Because I believe in brutal honesty (see here September 2009 - Happy Birthday!) I can tell you at my heaviest - when expecting my second child, I tipped the scales at almost 210 pounds.
And I say "almost" because I started blacking out a the Ob/Gyn's each time I stepped on the scales.
Now SBS was indeed on the larger side - dressing out at 9 lbs 4 oz, but the fact remains, roughly 200 lbs stayed with me. And lingered. I completely admit I did not help myself. I gained more weight than I should have after First Born Son and it seemed to snowball into the next pregnancy 3 years later.
I never had a weight problem growing up. If anything - it was the other way around - I was too bloody skinny! I look at photos of myself and wince. Nothing but hip bones, shoulders, looooong hair and even longer legs. I remember laying on my parents' picnic table to suntan (don't like the bugs when laying on the ground and they didn't have a lounger) and getting up to roll over and giving myself Loonie-sized bruises.
I remember the day I hit 150 lbs. I remember think at the ripe old age of 17 that I was going to have to keep an eye on my weight - but I had also just stopped growing - topping out a hair under 5'9. My metabolism was so fast I could eat two bowls of cereal for breakfast. You could literally put your finger in the spaces between my ribs. I was a poster child for malnourishment, although I was eating like crazy.
Then I went to college. My German landlady's diet of a full roast dinner with mashed potatoes and desert for every meal (mmmmmm apple dumplings) helped me top out at 160 lbs. I looked a bit better than the rack of bones I was, but after several months of eating like a ranch hand and I slow started getting pudgy.
It didn't get any better when I joined the work force. Faced with being strapped to a desk, the amount of energy I exerted in no way burned off the amount I was ingesting. I looked good the day I got married but I had eating habits that had me going in a downward spiral.
Fast forward to 2006. My crappy back was not doing well - I had been hospitalized for torn muscles. I was two children later and I wasn't dropping the weight and I finally put 2 and 2 together to realize I wasn't far from a doctor telling me I WOULD HAVE TO STOP EATING.

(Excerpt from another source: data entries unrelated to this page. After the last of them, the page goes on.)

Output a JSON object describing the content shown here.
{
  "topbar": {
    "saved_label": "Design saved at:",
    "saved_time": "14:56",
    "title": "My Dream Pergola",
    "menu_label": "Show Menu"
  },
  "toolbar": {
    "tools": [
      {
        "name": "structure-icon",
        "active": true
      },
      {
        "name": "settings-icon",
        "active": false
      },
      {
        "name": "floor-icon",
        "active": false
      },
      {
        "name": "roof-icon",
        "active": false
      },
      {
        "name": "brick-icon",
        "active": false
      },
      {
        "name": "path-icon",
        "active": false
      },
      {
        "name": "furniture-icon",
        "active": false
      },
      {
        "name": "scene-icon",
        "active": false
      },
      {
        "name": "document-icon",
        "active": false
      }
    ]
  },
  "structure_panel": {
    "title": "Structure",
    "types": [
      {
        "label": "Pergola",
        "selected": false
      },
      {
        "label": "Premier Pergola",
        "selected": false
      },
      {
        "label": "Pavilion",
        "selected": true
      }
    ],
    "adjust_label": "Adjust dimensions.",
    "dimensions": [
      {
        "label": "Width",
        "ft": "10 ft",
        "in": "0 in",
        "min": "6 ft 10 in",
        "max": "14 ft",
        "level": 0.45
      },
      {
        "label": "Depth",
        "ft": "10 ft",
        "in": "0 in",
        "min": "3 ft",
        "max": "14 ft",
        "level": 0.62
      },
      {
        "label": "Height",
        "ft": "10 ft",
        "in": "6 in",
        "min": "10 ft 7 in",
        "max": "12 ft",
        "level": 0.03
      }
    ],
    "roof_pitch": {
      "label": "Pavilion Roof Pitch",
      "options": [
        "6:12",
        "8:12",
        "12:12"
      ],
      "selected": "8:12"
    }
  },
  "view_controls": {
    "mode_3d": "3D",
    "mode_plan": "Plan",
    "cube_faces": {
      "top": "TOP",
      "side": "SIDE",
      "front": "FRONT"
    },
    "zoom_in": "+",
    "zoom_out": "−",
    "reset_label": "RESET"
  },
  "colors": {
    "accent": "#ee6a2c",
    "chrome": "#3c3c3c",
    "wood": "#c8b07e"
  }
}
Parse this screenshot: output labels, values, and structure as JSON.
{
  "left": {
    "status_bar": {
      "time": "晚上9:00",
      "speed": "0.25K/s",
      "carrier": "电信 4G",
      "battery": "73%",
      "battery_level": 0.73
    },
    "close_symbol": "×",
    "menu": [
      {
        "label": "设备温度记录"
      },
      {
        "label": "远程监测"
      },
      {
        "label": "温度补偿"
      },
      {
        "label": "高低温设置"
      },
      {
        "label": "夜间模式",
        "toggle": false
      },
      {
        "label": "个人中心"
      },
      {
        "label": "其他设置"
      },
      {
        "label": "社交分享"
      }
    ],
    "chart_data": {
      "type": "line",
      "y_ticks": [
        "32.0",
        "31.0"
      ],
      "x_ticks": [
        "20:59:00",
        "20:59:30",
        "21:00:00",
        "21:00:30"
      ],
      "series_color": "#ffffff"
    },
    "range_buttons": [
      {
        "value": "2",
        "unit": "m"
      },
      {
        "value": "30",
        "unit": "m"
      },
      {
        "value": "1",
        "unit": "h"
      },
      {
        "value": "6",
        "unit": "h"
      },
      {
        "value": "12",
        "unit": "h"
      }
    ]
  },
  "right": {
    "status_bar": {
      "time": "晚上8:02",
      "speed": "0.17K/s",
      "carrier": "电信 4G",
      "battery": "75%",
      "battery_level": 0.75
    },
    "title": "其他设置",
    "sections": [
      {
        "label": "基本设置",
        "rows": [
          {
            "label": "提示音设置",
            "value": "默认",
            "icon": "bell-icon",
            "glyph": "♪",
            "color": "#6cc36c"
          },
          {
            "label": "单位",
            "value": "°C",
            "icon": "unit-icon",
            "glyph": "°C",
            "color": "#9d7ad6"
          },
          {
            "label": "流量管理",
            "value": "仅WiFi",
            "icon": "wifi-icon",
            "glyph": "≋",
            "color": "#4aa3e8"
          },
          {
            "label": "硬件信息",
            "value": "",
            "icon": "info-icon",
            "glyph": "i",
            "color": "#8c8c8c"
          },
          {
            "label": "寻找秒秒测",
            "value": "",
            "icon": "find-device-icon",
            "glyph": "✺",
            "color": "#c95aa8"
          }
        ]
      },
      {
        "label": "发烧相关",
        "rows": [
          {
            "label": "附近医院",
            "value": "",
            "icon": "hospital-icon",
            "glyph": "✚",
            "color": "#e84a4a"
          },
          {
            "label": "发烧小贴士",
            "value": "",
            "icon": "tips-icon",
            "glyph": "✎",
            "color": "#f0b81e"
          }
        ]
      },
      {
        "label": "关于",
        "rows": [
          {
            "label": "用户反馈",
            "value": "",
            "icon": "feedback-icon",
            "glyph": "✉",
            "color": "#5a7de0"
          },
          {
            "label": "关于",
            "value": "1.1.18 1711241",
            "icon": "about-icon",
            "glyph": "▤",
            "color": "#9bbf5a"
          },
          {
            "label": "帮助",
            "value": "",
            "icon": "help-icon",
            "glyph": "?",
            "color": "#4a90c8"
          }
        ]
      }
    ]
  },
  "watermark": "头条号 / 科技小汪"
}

Now, I am the first one to admit - I. am. stubborn. Not outwardly rude to other people but determined enough about myself that if I say I'm going to do something - well, you can to go the bank with it!
I decided I was going to do something. With my mother in tow, I stopped in at Herbal Magic to discuss what it would take (and how much it would cost) to carve my old body back. After discussion with The Big Guy, we decided that the value of my health, self esteem and my lack of vices such as smoking, drinking and gambling (hmmmm I sound boring!) meant that I SHOULD invest in myself and put down the cash. I stepped on the scale and was ashamed when the counsellor announced I was 192 lbs. My mother was in denial - what could I say - I carried it well.
I didn't want to tell anyone I was on a program for two reasons 1. I didn't need the "sympathy" as I didn't feel I deserved it - "Oh good for you!!!" 2. I didn't want to explain to people if I failed - which was the lesser evil because if you know me - you know that me failing to lose weight would have been a bad scene all around.
Within the first three months, I lost more weight than any other client my home office had ever worked with. Why? Because I followed the program to. the.word. I learned more about eating, and portion sizes and food than I had learned in my previous 34 years. The Big Guy was supportive but hesitant. The wife's new body now needed new clothes - wait a sec - we didn't calculate THAT in our decision! Life became about drinking water (oh, so THAT's what I've been missing!) and standing on a scale - which I ALWAYS hated.
Two years later I was 35 lbs lighter and deemed to be "done" the program. However, for an additional $XXX I could stay on as an affiliate member to check in on my maintenance.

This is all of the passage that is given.